Quand la Loi El Khomri « menace », la presse hebdo décode : en 2015, 87 % des embauches ont été des CDD

Et côté salarié, quelle température dans la presse cette semaine. Avec la Loi El Khomri, les voyants sont au rouge et les magazines hebdos revêtent leurs manteaux d’informateurs didactiques cette semaine encore. Ainsi, « Challenges » titre à ce sujet « une menace ? » pour en décoder dans ses pages le pourquoi du comment de la limitation des indemnités ou son effet sur l'emploi.

De son côté, « L’Obs », parle aussi d’emploi et choisit de titrer sur la précarité. Photo d’un français lambda en pleine couverture (beau, jeune et digne) pour témoigner de la « vie sans CDI » et son impact sur le quotidien, le travail, le logement, l’emprunt, les soins. Le magazine, ainsi, dans ses pages propose de nombreux témoignages, ceux de Madeleine, en CDD à temps ciel, d'Aurélien intérimaire qui n'a jamais été inscrit à Pôle emploi, de Natacha qui est saisonnière, de Catherine qui est contractuelle, de Martina et Fanny qui sont entrepreneuses, de Loïc qui est apprenti, ou de Olivier qui est free-lance et travaille tout le temps. Chacun raconte sa vie, sans CDI.

Et à « l’Obs » de rappeler ce chiffre : « En 2015, 20 millions des 23 millions de contrat de travail signés ont pris la forme d'un CDD, soit 87 % des embauches ».

Internet, le « baron noir » : deux agitateurs de protestation (difficiles à identifier) ?

Alors dans ce cadre, comment expliquer cette mobilisation « pour sauver le CDI » qui semble pourtant trop rigide aujourd’hui pour que les employeurs l’utilise ?

« L’Obs » explique le sens de  cette mobilisation et ce qui l’anime. Le magazine montre déjà la puissance du net : « En une semaine, la vidéo été vue plus de 220 000 fois sur YouTube. « Face au projet abject et absurde de réforme du code du travail, nous avons décidé de montrer à ceux qui prétendent gouverner que, nous tous, on vaut mieux que ça » disent les YouTubeurs du collectif #OnVautMieuxQueÇa qui se mobilisent sur les réseaux sociaux. Et au magazine de parodier le slogan : « Manuel Valls, c'est foutu, les YouTubeurs sont dans la rue » face à la pétition postée sur le site Change.org qui a été « signée en un rien de temps par 1,1 million d'internautes, un chiffre sujet à caution ».

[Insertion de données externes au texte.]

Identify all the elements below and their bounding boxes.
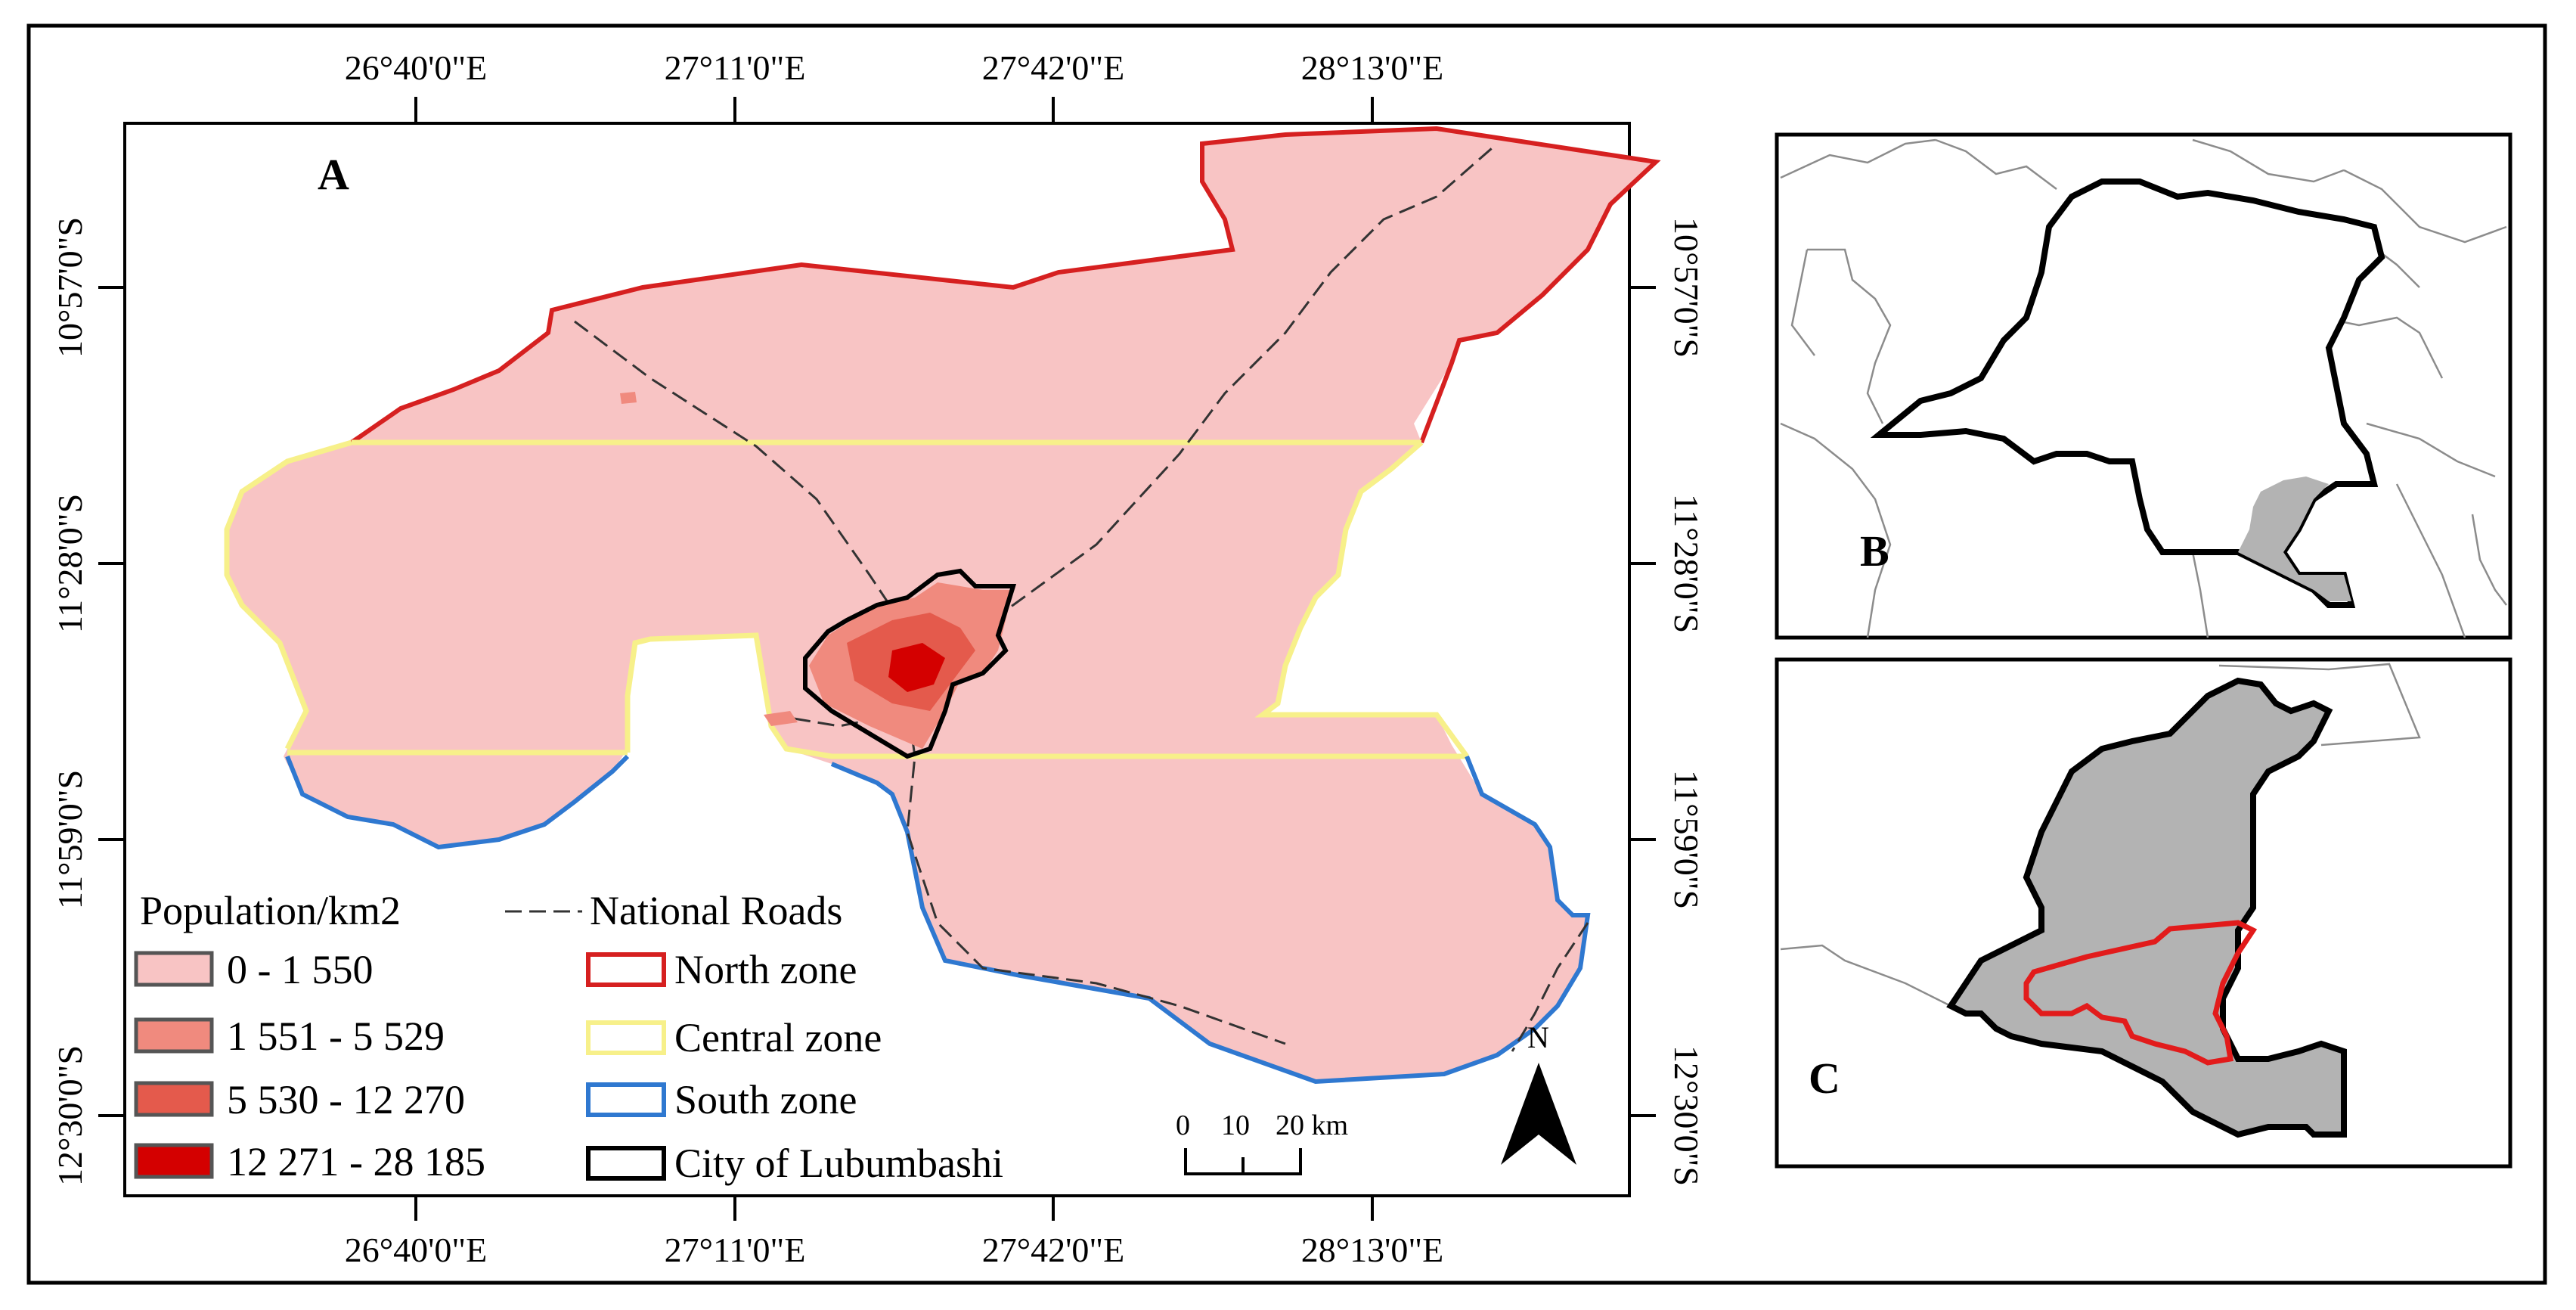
latitude-labels-left: 10°57'0"S 11°28'0"S 11°59'0"S 12°30'0"S — [51, 217, 89, 1186]
figure-outer-frame — [26, 23, 2547, 1285]
legend-north-zone-label: North zone — [674, 947, 857, 992]
inset-b-country-outline — [1870, 178, 2385, 608]
legend-population-title: Population/km2 — [140, 888, 401, 933]
lon-label-bottom-4: 28°13'0"E — [1301, 1231, 1444, 1269]
legend-swatch-central-zone — [586, 1020, 666, 1055]
panel-label-b: B — [1860, 526, 1889, 576]
scale-bar: 0 10 20 km — [1176, 1110, 1348, 1175]
central-zone-boundary — [224, 439, 1469, 759]
north-arrow: N — [1501, 1020, 1576, 1165]
scale-tick-0: 0 — [1176, 1110, 1190, 1141]
legend-south-zone-label: South zone — [674, 1077, 857, 1122]
inset-map-b: B — [1775, 132, 2512, 640]
lat-label-left-4: 12°30'0"S — [51, 1045, 89, 1186]
inset-map-c: C — [1775, 657, 2512, 1169]
inset-b-haut-katanga-region — [2238, 477, 2351, 601]
legend-swatch-north-zone — [586, 952, 666, 987]
inset-c-province-shape — [1946, 677, 2347, 1138]
lon-label-top-3: 27°42'0"E — [982, 48, 1125, 87]
lon-label-bottom-1: 26°40'0"E — [345, 1231, 488, 1269]
small-density-patch-2 — [620, 392, 637, 404]
map-legend: Population/km2 National Roads 0 - 1 550 … — [134, 888, 1003, 1186]
city-density-class-4 — [888, 643, 945, 692]
inset-b-neighbor-borders — [1780, 138, 2507, 638]
panel-label-a: A — [318, 150, 349, 199]
latitude-labels-right: 10°57'0"S 11°28'0"S 11°59'0"S 12°30'0"S — [1667, 217, 1706, 1186]
longitude-labels-top: 26°40'0"E 27°11'0"E 27°42'0"E 28°13'0"E — [345, 48, 1444, 87]
lon-label-bottom-3: 27°42'0"E — [982, 1231, 1125, 1269]
inset-c-study-area-outline — [2023, 920, 2258, 1066]
legend-class-3-label: 5 530 - 12 270 — [227, 1077, 465, 1122]
legend-class-1-label: 0 - 1 550 — [227, 947, 373, 992]
legend-class-4-label: 12 271 - 28 185 — [227, 1139, 485, 1184]
south-zone-boundary — [285, 754, 1591, 1085]
legend-city-label: City of Lubumbashi — [674, 1141, 1003, 1186]
lat-label-right-2: 11°28'0"S — [1667, 494, 1706, 633]
inset-c-neighbor-borders — [1780, 663, 2421, 1007]
longitude-labels-bottom: 26°40'0"E 27°11'0"E 27°42'0"E 28°13'0"E — [345, 1231, 1444, 1269]
map-a-ticks — [98, 97, 1656, 1221]
lon-label-bottom-2: 27°11'0"E — [665, 1231, 806, 1269]
map-a: A Population/km2 National Roads 0 - 1 55… — [123, 122, 1661, 1197]
scale-tick-10: 10 — [1221, 1110, 1250, 1141]
legend-swatch-class-3 — [134, 1081, 214, 1117]
panel-label-c: C — [1809, 1054, 1840, 1103]
legend-swatch-city — [586, 1146, 666, 1181]
scale-bar-line — [1184, 1148, 1302, 1175]
legend-central-zone-label: Central zone — [674, 1015, 882, 1060]
legend-swatch-south-zone — [586, 1082, 666, 1117]
legend-class-2-label: 1 551 - 5 529 — [227, 1014, 445, 1059]
north-arrow-icon — [1501, 1063, 1576, 1165]
legend-roads-label: National Roads — [590, 888, 842, 933]
lon-label-top-1: 26°40'0"E — [345, 48, 488, 87]
lat-label-right-4: 12°30'0"S — [1667, 1045, 1706, 1186]
lat-label-left-1: 10°57'0"S — [51, 217, 89, 358]
north-arrow-label: N — [1527, 1020, 1549, 1054]
north-zone-boundary — [350, 126, 1661, 445]
lat-label-left-2: 11°28'0"S — [51, 494, 89, 633]
legend-swatch-class-2 — [134, 1017, 214, 1054]
lat-label-right-1: 10°57'0"S — [1667, 217, 1706, 358]
city-of-lubumbashi — [620, 392, 1017, 759]
small-density-patch — [764, 711, 798, 726]
legend-swatch-class-4 — [134, 1143, 214, 1179]
legend-swatch-class-1 — [134, 951, 214, 987]
city-boundary — [803, 568, 1017, 759]
lat-label-right-3: 11°59'0"S — [1667, 770, 1706, 909]
scale-tick-20: 20 km — [1276, 1110, 1348, 1141]
lon-label-top-4: 28°13'0"E — [1301, 48, 1444, 87]
lat-label-left-3: 11°59'0"S — [51, 770, 89, 909]
lon-label-top-2: 27°11'0"E — [665, 48, 806, 87]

Aujourd'hui donc, « la protestation en ligne rejoint la lutte, plus traditionnelle » mais le magazine apporte une autre piste avec laquelle la réalité rejoindrait la fiction : le spectre du « baron noir ». On y explique, en substance, que le gouvernement croit  déceler la main de « grands frères » socialistes, « un scénario daté, plus proche d’une série télé que de la réalité aujourd'hui », puisque dans la série « baron noir », récemment diffusée sur Canal+, Kad Merad incarne un député qui tire les ficelles d’un mouvement lycéen dirigé contre un gouvernement tout aussi socialiste que lui. Alors, où se cacherait le « baron noir » aujourd’hui ? À moins que cette réalité soit devenue une fiction.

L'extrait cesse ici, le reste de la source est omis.